The intelligent menu was the first indication that we’d be enjoying our meal. Take the starters. The steamed edamame beans ($5.95) were tossed with toasted sesame oil to jazz up the flavor. The restaurant’s take on fried calamari, our state appetizer, is also indicative of kitchen smarts. The preparation here ($9.95) is close to the traditional version, tossed with pepperoncini, but imaginatively adds roasted garlic butter and fried capers. What most impressed me among the starters is a brilliant touch that will make carnivores weep: applewood-smoked, maple-Dijon-glazed, thick-cut grilled bacon ($7.95), with some green apple and salad greens thrown in to cut the cholesterol.

I did shed a tear, but only because the wife would have none of that last item. With a sigh, I agreed to the shrimp and corn fritters ($9.95). But they were tasty. The roasted lemon jalapeño aioli was tangy, and though the baby shrimp were from Maine rather than from across the Pacific, their flavor understandably got lost in the concoction.

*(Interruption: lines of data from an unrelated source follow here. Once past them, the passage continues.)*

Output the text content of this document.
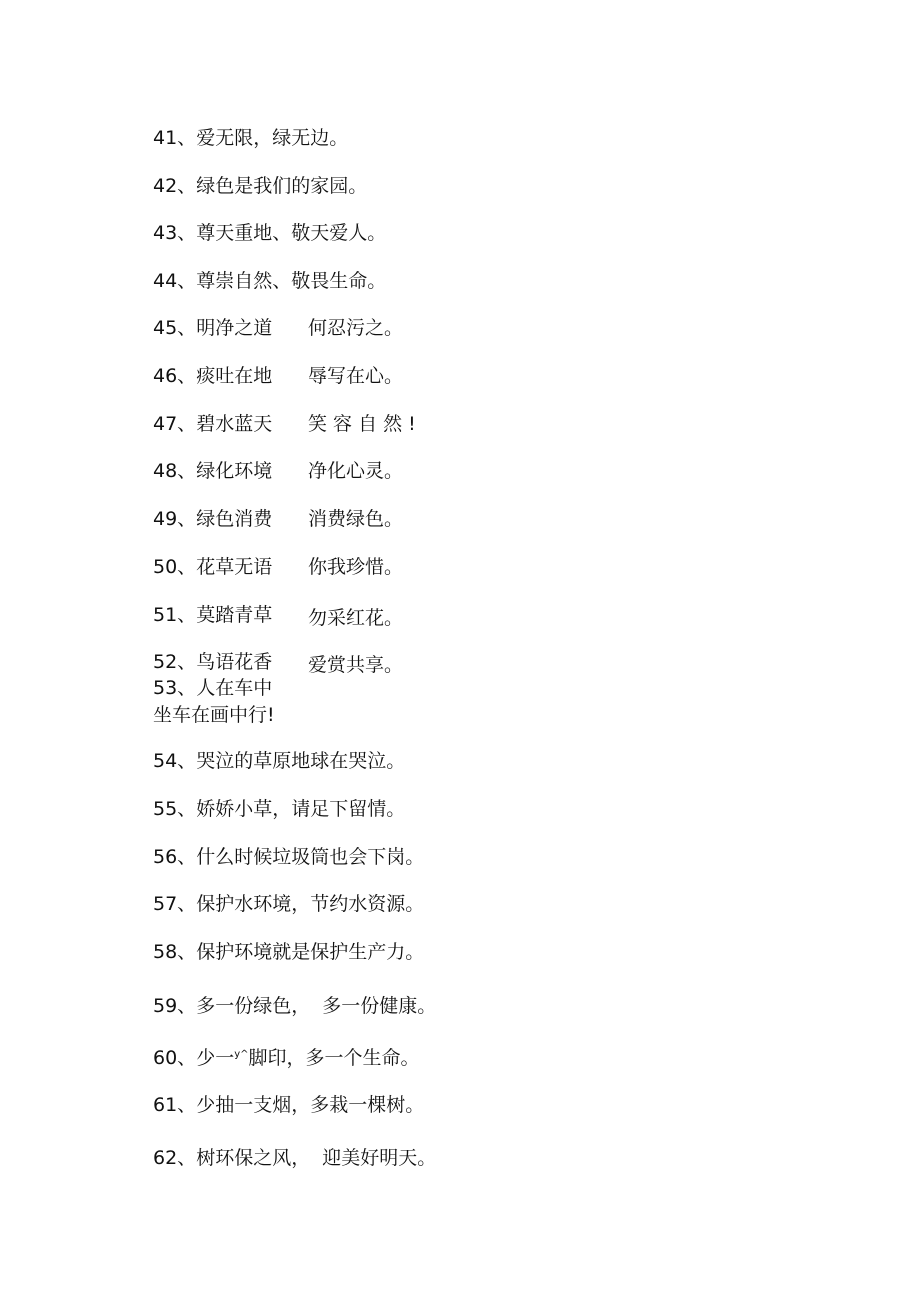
41、爱无限，绿无边。
42、绿色是我们的家园。
43、尊天重地、敬天爱人。
44、尊崇自然、敬畏生命。
45、明净之道 何忍污之。
46、痰吐在地 辱写在心。
47、碧水蓝天 笑 容 自 然 !
48、绿化环境 净化心灵。
49、绿色消费 消费绿色。
50、花草无语 你我珍惜。
51、莫踏青草 勿采红花。
52、鸟语花香 爱赏共享。
53、人在车中
坐车在画中行!
54、哭泣的草原地球在哭泣。
55、娇娇小草，请足下留情。
56、什么时候垃圾筒也会下岗。
57、保护水环境，节约水资源。
58、保护环境就是保护生产力。
59、多一份绿色，  多一份健康。
60、少一$^{y\^{}}$脚印，多一个生命。
61、少抽一支烟，多栽一棵树。
62、树环保之风，  迎美好明天。
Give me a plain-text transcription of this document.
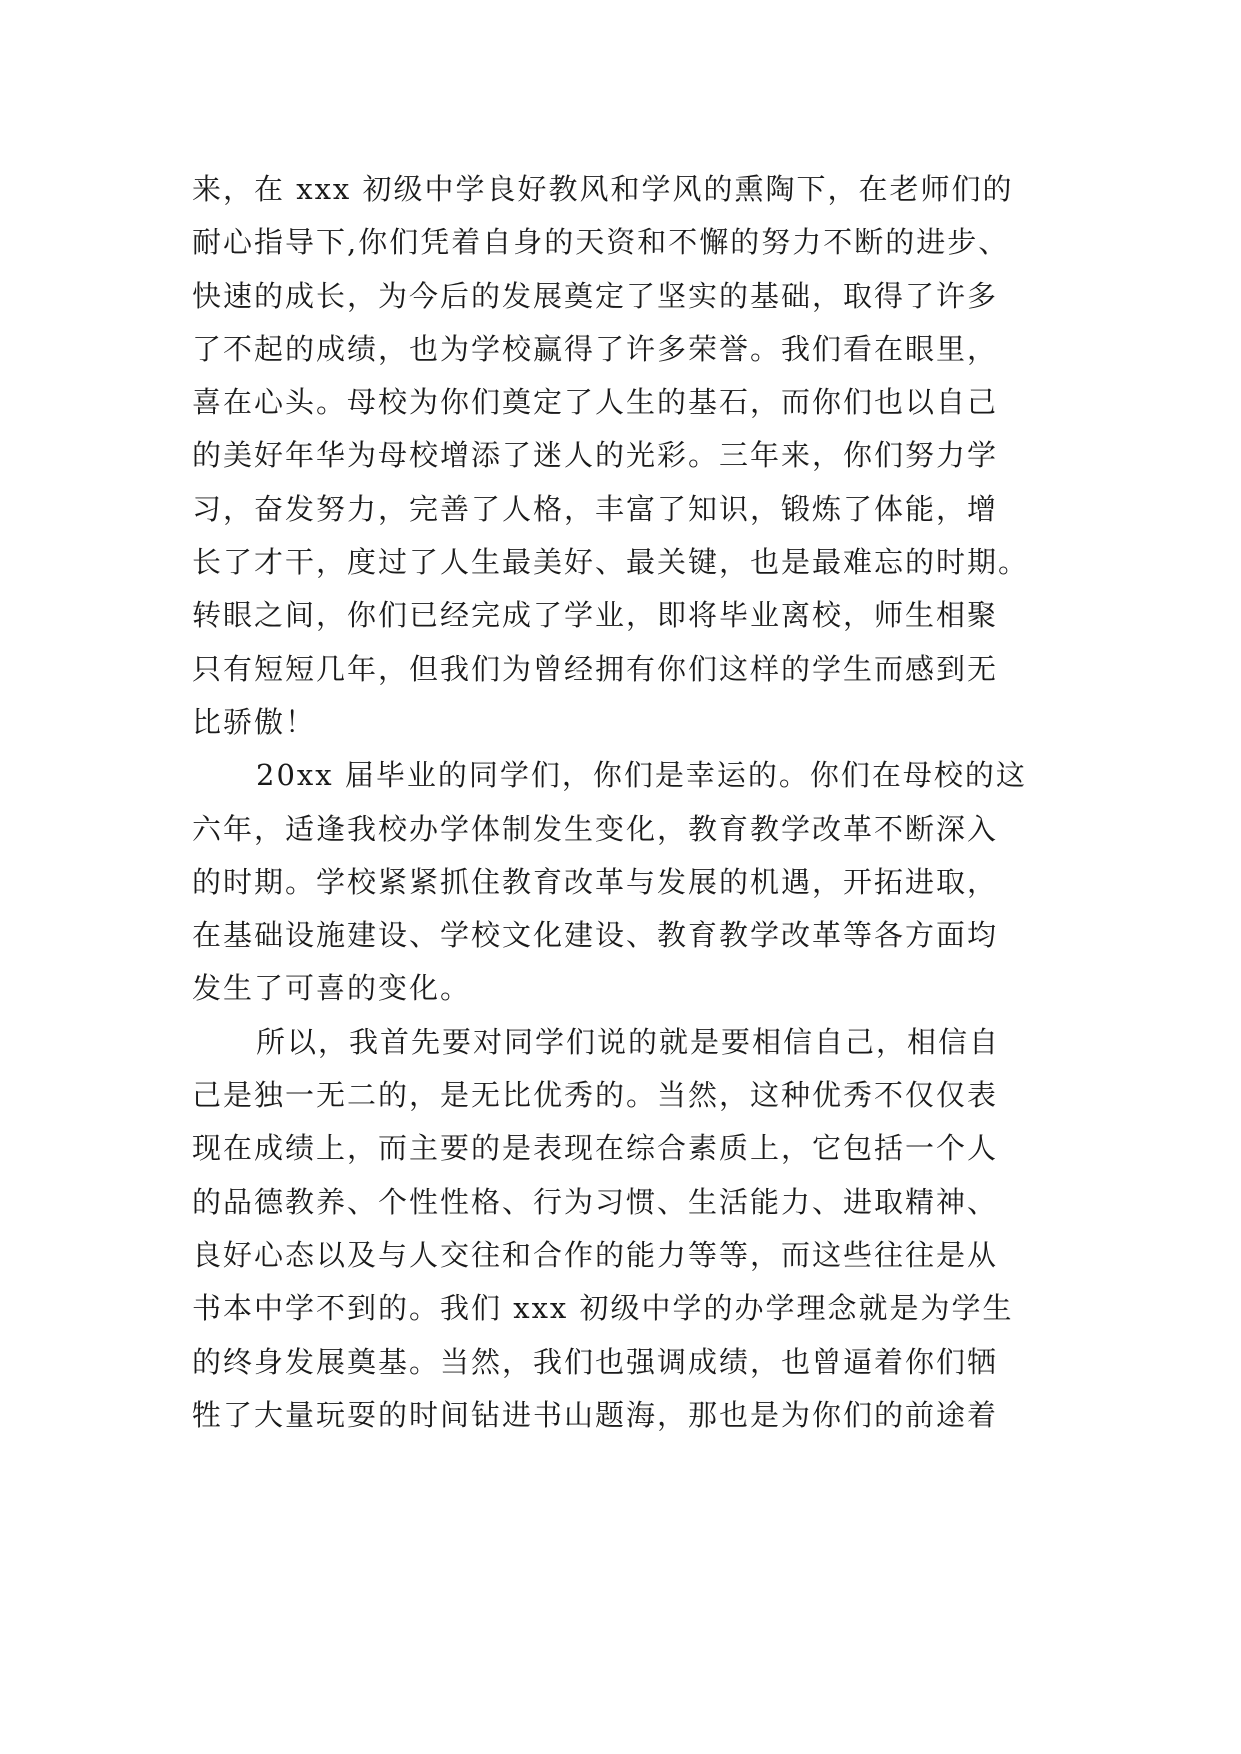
来，在 xxx 初级中学良好教风和学风的熏陶下，在老师们的
耐心指导下,你们凭着自身的天资和不懈的努力不断的进步、
快速的成长，为今后的发展奠定了坚实的基础，取得了许多
了不起的成绩，也为学校赢得了许多荣誉。我们看在眼里，
喜在心头。母校为你们奠定了人生的基石，而你们也以自己
的美好年华为母校增添了迷人的光彩。三年来，你们努力学
习，奋发努力，完善了人格，丰富了知识，锻炼了体能，增
长了才干，度过了人生最美好、最关键，也是最难忘的时期。
转眼之间，你们已经完成了学业，即将毕业离校，师生相聚
只有短短几年，但我们为曾经拥有你们这样的学生而感到无
比骄傲！
20xx 届毕业的同学们，你们是幸运的。你们在母校的这
六年，适逢我校办学体制发生变化，教育教学改革不断深入
的时期。学校紧紧抓住教育改革与发展的机遇，开拓进取，
在基础设施建设、学校文化建设、教育教学改革等各方面均
发生了可喜的变化。
所以，我首先要对同学们说的就是要相信自己，相信自
己是独一无二的，是无比优秀的。当然，这种优秀不仅仅表
现在成绩上，而主要的是表现在综合素质上，它包括一个人
的品德教养、个性性格、行为习惯、生活能力、进取精神、
良好心态以及与人交往和合作的能力等等，而这些往往是从
书本中学不到的。我们 xxx 初级中学的办学理念就是为学生
的终身发展奠基。当然，我们也强调成绩，也曾逼着你们牺
牲了大量玩耍的时间钻进书山题海，那也是为你们的前途着
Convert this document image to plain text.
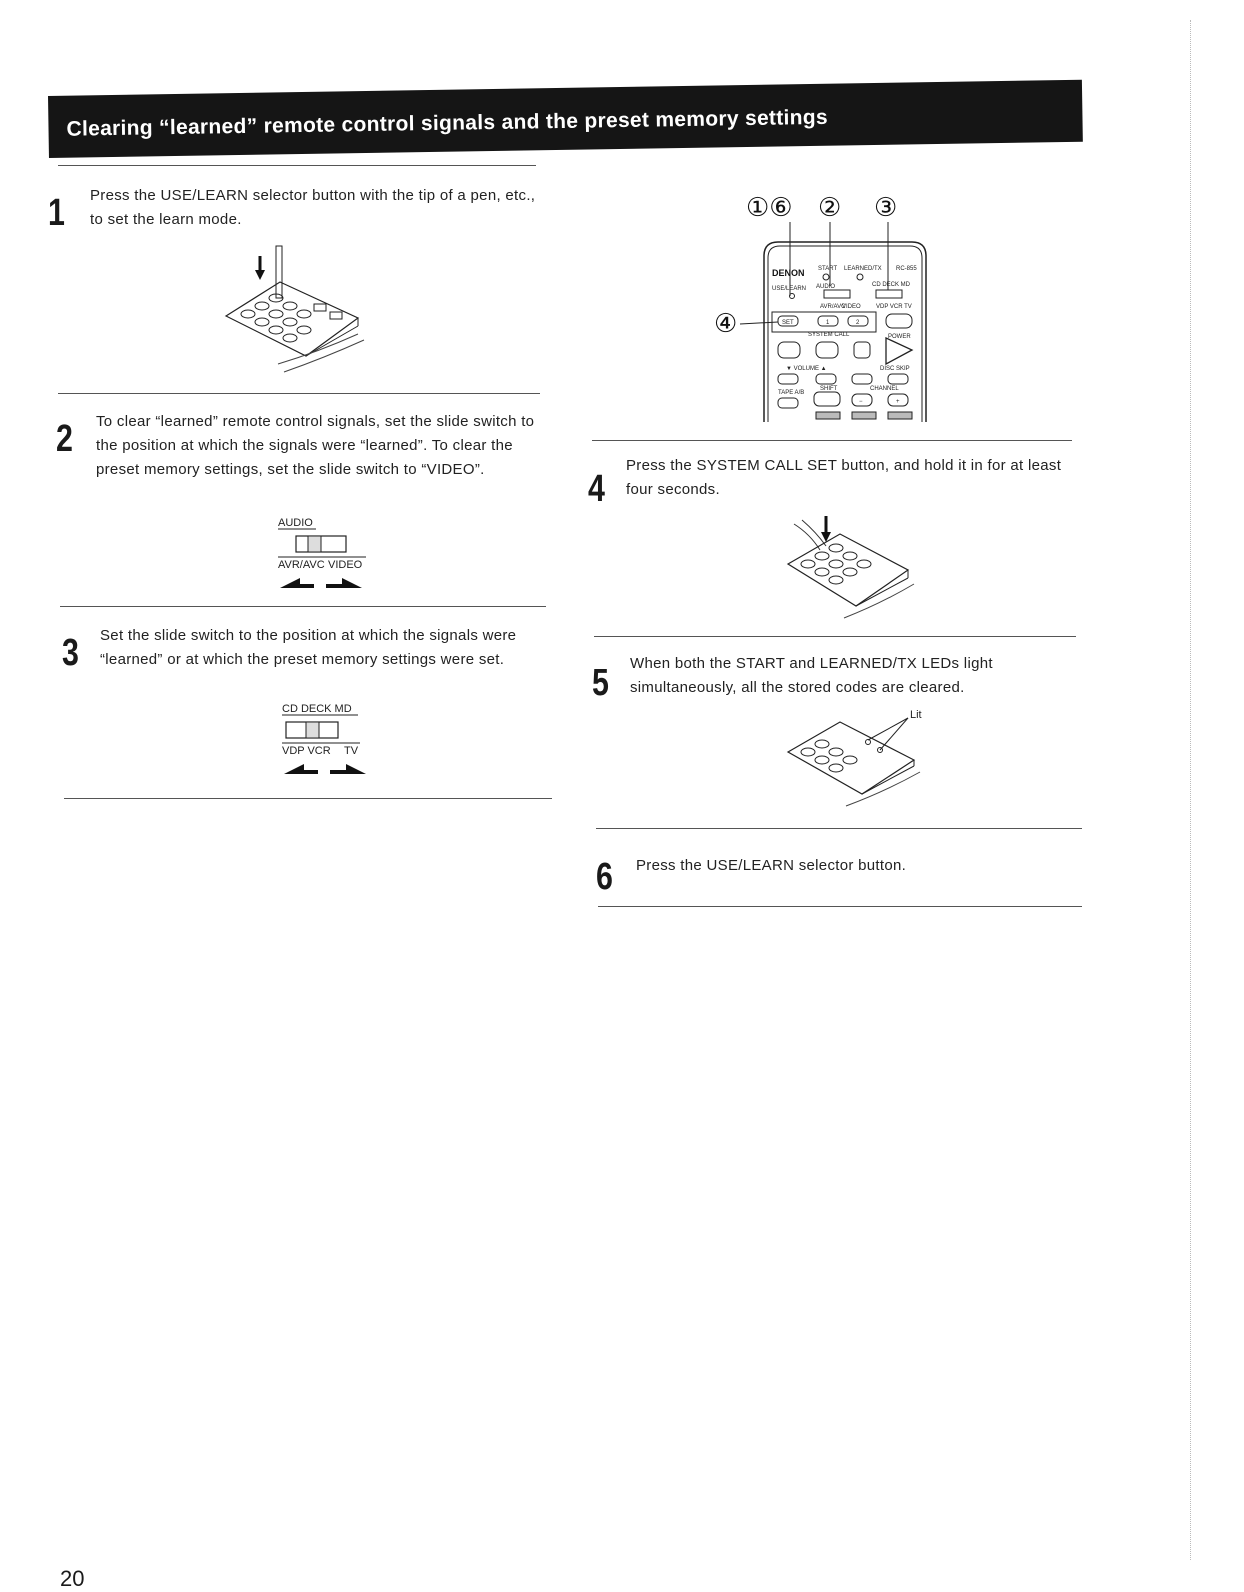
Clearing “learned” remote control signals and the preset memory settings
1 Press the USE/LEARN selector button with the tip of a pen, etc., to set the learn mode.
2 To clear “learned” remote control signals, set the slide switch to the position at which the signals were “learned”. To clear the preset memory settings, set the slide switch to “VIDEO”.
AUDIO
AVR/AVC VIDEO
3 Set the slide switch to the position at which the signals were “learned” or at which the preset memory settings were set.
CD DECK MD
VDP VCR TV
①⑥ ② ③
④
DENON	RC-855
START LEARNED/TX
USE/LEARN AUDIO	CD DECK MD
AVR/AVC
VIDEO	VDP VCR TV
SET	1	2
SYSTEM CALL	POWER
▼ VOLUME ▲	DISC SKIP
TAPE A/B
SHIFT	CHANNEL
−	+
4
Press the SYSTEM CALL SET button, and hold it in for at least four seconds.
5 When both the START and LEARNED/TX LEDs light simultaneously, all the stored codes are cleared.
Lit
6 Press the USE/LEARN selector button.
20
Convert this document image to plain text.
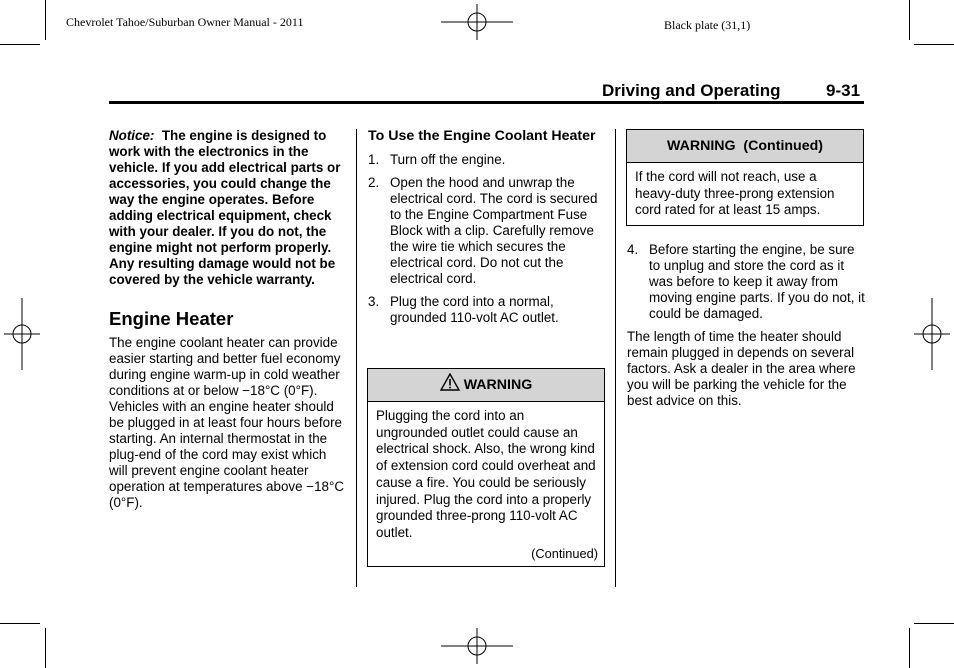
Chevrolet Tahoe/Suburban Owner Manual - 2011	Black plate (31,1)
Driving and Operating	9-31

Notice: The engine is designed to work with the electronics in the vehicle. If you add electrical parts or accessories, you could change the way the engine operates. Before adding electrical equipment, check with your dealer. If you do not, the engine might not perform properly. Any resulting damage would not be covered by the vehicle warranty.

Engine Heater

The engine coolant heater can provide easier starting and better fuel economy during engine warm-up in cold weather conditions at or below −18°C (0°F). Vehicles with an engine heater should be plugged in at least four hours before starting. An internal thermostat in the plug-end of the cord may exist which will prevent engine coolant heater operation at temperatures above −18°C (0°F).

To Use the Engine Coolant Heater
1. Turn off the engine.
2. Open the hood and unwrap the electrical cord. The cord is secured to the Engine Compartment Fuse Block with a clip. Carefully remove the wire tie which secures the electrical cord. Do not cut the electrical cord.
3. Plug the cord into a normal, grounded 110-volt AC outlet.
WARNING
Plugging the cord into an ungrounded outlet could cause an electrical shock. Also, the wrong kind of extension cord could overheat and cause a fire. You could be seriously injured. Plug the cord into a properly grounded three-prong 110-volt AC outlet.
(Continued)
WARNING  (Continued)
If the cord will not reach, use a heavy-duty three-prong extension cord rated for at least 15 amps.
4. Before starting the engine, be sure to unplug and store the cord as it was before to keep it away from moving engine parts. If you do not, it could be damaged.

The length of time the heater should remain plugged in depends on several factors. Ask a dealer in the area where you will be parking the vehicle for the best advice on this.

Hmmm. Maybe if they had been fried in bacon fat. . . .

I went on to enjoy myself. Why doesn’t every place split a salad for two, as they considerately do here? The signature ChopHouse chopped salad ($7.95) provided a generous portion for each of us, the red onions on the side for me, and the kalamata olives being distributed in pieces rather than whole was a sensible touch. That the feta is from Narragansett Creamery underscores the local-source ethos of the place.

Their seafood ranges from fish and chips ($14.95) to grilled yellowfin tuna ($25.95) done Asian style, in a coconut curry broth. There are three pasta offerings, including pappardelle ($22.95) with both Cajun baby shrimp and larger white ones.

Meatloaf ($15.95) (bacon-wrapped!) was among the four entrées, but I chose the broiled ribeye steak ($24.95) instead of something from the half-dozen “ChopHouse Cuts.” Twelve succulent ounces, thick enough to be perfectly cooked medium rare, quite a flavorful cut. I didn’t regret not choosing the meatloaf, because bundles of asparagus tips were, you got it, wrapped in bacon. Roasted fingerling potatoes and a rich brown gravy — a smoked apple demiglaze — rounded out the satisfaction. I had it with a delicious, full-bodied Cabernet Sauvignon from Argentina, ridiculously priced at only $6.50. It made me happy that, oddly, there was no listed Shiraz, my usual go-to red.